Function adapted to maftools where given a .maf file, it graphs the somatic interactions between a group of genes, i.e., the combination of gene expression and mutation data to detect mutually exclusive or co-ocurring events.

Usage

discoversomaticInteractions(
  maf,
  top = 25,
  genes = NULL,
  pvalue = c(0.05, 0.01),
  getMutexMethod = "ShiftedBinomial",
  getMutexMixed = TRUE,
  returnAll = TRUE,
  geneOrder = NULL,
  fontSize = 0.8,
  showSigSymbols = TRUE,
  showCounts = FALSE,
  countStats = "all",
  countType = "all",
  countsFontSize = 0.8,
  countsFontColor = "black",
  colPal = "BrBG",
  showSum = TRUE,
  colNC = 9,
  nShiftSymbols = 5,
  sigSymbolsSize = 2,
  sigSymbolsFontSize = 0.9,
  pvSymbols = c(46, 42),
  limitColorBreaks = TRUE
)

Arguments

maf

maf object generated by read.maf

top

check for interactions among top 'n' number of genes. Defaults to top 25. genes

genes

List of genes among which interactions should be tested. If not provided, test will be performed between top 25 genes.

pvalue

Default c(0.05, 0.01) p-value threshold. You can provide two values for upper and lower threshold.

getMutexMethod

Method for the 'getMutex' function (by default "ShiftedBinomial")

getMutexMixed

Mixed parameter for the 'getMutex' function (by default TRUE)

returnAll

If TRUE returns test statistics for all pair of tested genes.
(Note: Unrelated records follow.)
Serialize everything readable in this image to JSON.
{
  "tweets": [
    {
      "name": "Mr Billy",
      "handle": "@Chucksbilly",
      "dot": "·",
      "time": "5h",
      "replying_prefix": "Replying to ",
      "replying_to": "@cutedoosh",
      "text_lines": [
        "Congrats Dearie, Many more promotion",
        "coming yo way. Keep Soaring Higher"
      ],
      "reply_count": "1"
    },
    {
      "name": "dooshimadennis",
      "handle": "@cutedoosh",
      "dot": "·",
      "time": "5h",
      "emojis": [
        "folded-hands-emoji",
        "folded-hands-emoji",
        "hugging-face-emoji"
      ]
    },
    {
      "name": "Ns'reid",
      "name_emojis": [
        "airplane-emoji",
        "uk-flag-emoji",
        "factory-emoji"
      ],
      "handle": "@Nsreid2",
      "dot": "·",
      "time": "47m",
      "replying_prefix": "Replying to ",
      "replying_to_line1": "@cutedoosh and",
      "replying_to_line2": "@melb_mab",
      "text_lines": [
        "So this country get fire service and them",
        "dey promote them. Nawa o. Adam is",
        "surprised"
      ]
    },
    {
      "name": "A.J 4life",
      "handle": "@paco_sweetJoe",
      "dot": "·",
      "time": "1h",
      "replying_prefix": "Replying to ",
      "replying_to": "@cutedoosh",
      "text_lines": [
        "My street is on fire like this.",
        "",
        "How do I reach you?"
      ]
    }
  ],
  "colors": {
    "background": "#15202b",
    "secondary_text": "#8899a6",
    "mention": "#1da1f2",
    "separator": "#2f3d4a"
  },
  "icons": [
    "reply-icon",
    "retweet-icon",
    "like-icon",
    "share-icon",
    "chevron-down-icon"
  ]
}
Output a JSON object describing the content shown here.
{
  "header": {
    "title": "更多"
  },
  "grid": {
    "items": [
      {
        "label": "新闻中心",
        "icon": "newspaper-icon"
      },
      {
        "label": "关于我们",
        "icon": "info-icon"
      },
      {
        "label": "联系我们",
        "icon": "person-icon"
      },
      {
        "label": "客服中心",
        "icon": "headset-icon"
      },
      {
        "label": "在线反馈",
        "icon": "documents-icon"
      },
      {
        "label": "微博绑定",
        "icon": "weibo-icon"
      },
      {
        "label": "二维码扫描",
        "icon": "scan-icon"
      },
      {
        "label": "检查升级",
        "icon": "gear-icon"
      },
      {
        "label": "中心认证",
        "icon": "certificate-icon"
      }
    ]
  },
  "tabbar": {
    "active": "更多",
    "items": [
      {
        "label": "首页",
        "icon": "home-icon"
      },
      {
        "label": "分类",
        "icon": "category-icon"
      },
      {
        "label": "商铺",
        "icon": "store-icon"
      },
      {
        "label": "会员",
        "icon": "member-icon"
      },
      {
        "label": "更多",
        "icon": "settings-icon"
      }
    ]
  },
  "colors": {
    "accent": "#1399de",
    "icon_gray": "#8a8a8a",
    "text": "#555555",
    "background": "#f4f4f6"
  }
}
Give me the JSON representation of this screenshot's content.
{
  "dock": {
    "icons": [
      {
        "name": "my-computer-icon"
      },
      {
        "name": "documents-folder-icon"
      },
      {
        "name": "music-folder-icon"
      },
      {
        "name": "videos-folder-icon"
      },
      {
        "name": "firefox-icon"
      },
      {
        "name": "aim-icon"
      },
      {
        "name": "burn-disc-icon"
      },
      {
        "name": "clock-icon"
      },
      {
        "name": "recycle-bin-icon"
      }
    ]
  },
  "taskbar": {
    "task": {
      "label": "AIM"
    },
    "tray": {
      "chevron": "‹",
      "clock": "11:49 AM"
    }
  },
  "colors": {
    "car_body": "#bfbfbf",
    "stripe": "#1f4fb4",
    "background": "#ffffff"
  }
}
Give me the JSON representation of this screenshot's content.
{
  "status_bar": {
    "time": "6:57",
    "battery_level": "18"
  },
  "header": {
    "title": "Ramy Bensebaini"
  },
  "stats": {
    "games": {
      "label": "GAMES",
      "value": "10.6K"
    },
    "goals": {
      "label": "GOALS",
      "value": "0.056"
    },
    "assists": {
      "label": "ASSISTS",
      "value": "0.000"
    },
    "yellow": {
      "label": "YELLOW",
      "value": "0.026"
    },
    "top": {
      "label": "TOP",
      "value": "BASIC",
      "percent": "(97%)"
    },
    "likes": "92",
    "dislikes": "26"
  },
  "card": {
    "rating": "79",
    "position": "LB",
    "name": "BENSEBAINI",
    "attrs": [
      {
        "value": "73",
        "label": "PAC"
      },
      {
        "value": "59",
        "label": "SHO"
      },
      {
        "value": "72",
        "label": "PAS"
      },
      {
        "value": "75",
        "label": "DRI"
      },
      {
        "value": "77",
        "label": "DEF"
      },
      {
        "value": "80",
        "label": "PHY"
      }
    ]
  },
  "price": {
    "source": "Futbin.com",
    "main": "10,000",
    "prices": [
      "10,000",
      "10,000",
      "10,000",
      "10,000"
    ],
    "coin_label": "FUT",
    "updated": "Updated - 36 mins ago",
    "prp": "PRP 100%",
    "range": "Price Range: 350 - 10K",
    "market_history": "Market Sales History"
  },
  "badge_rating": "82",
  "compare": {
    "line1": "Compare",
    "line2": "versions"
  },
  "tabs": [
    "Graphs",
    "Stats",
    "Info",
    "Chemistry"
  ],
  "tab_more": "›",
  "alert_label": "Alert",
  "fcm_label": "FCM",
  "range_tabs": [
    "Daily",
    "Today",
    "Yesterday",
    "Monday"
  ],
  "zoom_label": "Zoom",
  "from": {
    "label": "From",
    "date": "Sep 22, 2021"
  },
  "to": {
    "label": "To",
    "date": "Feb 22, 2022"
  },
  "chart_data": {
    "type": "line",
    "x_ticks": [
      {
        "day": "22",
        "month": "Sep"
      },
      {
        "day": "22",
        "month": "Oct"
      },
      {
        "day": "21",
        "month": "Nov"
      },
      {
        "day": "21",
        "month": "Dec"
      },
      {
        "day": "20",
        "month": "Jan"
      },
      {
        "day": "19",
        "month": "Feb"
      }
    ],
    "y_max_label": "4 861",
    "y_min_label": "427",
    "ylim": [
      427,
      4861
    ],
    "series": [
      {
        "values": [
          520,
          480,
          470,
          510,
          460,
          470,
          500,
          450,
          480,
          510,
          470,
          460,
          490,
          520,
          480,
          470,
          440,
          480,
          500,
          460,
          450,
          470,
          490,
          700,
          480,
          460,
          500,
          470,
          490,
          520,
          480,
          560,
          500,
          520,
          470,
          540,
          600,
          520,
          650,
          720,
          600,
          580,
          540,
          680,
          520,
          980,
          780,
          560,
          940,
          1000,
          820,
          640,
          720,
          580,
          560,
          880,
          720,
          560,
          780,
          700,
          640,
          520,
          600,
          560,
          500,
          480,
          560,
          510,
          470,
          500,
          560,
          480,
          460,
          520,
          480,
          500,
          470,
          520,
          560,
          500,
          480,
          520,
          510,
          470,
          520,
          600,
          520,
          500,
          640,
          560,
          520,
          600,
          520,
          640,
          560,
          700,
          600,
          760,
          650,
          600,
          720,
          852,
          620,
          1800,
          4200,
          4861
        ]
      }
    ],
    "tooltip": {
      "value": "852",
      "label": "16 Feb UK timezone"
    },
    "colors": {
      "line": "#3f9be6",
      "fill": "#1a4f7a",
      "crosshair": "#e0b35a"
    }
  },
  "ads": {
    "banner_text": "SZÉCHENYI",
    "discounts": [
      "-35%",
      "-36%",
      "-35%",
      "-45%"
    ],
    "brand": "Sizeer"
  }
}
Default FALSE, returns for only genes below pvalue threshold.

geneOrder

Plot the results in given order. Default NULL.

fontSize

cex for gene names. Default 0.8

showSigSymbols

Default TRUE. Heighlight significant pairs

showCounts

Default FALSE. Include number of events in the plot

countStats

Default 'all'. Can be 'all' or 'sig'

countType

Default 'all'. Can be 'all', 'cooccur', 'mutexcl'

countsFontSize

Default 0.8

countsFontColor

Default 'black'

colPal

colPalBrewer palettes. Default 'BrBG'. See RColorBrewer::display.brewer.all() for details

showSum

show [sum] with gene names in plot, Default TRUE

colNC

Number of different colors in the palette, minimum 3, default 9

nShiftSymbols

shift if positive shift SigSymbols by n to the left, default 5

sigSymbolsSize

size of symbols in the matrix and in legend. Default 2

sigSymbolsFontSize

size of font in legends. Default 0.9

pvSymbols

vector of pch numbers for symbols of p-value for upper and lower thresholds c(upper, lower). Default c(46, 42)

limitColorBreaks

limit color to extreme values. Default TRUE

Details

Internally, this function run the getMutex function. With the 'getMutexMethod' parameter user might select the 'method' parameter of the getMutex function. For more details run '?getMutex'

#' @return A list of data.tables and it will print a heatmap with the results.

References

Mayakonda A, Lin DC, Assenov Y, Plass C, Koeffler HP. 2018. Maftools: efficient and comprehensive analysis of somatic variants in cancer. Genome Research. http://dx.doi.org/10.1101/gr.239244.118

Examples


## Not run: 

  #An example of how to perform the function,
  #using data from TCGA, Colon Adenocarcinoma in this case. 
  
  #coad.maf <- GDCquery_Maf("COAD", pipelines = "muse") %>% read.maf
  coad.maf <- read.maf(GDCquery_Maf("COAD", pipelines = "muse"))
  discoversomaticInteractions(maf = coad.maf, top = 35, pvalue = c(1e-2, 2e-3))
  
## End(Not run)

getMutex function

Description

Given a binary matrix and its corresponding probability matrix pij, compute the Poisson Binomial method to estimate mutual exclusive events.

Usage

getMutex(
  A = NULL,
  PM = getPM(A),
  lower.tail = TRUE,
  method = "ShiftedBinomial",
  mixed = TRUE,
  th = 0.05,
  verbose = FALSE,
  parallel = FALSE,
  no_cores = NULL
)

Arguments

A

The binary matrix

PM

The corresponding probability matrix of A. It can be computed using function getPM. By default equal to getPM(A)

lower.tail

True if mutually exclusive test. False for co-ocurrence. By default is TRUE.

method

one of the following: "ShiftedBinomial" (default),"Exact", "Binomial", and "RefinedNormal".

mixed

option to compute lower p-values with an exact method. By default TRUE

th

upper threshold of p.value to apply the exact method.

verbose

The verbosity of the output

parallel

If the exact method is executed with a parallel process.

no_cores

number of cores. If not stated number of cores of the CPU - 1

Details

we implemented three different approximations of the Poison-Binomial distribution function:

"ShiftedBinomial" (by default) that correspond to a shifted Binomial with three parameters (Peköz, Shwartz, Christiansen, & Berlowitz, 2010).
"Exact" that use the exact formula using the 'PoissonBinomial' Rpackage based on the work from (Biscarri, Zhao, & Brunner, 2018).
"Binomial" with two parameters (Cam, 1960).
"RefinedNormal" that is based on the work from (Volkova, 1996).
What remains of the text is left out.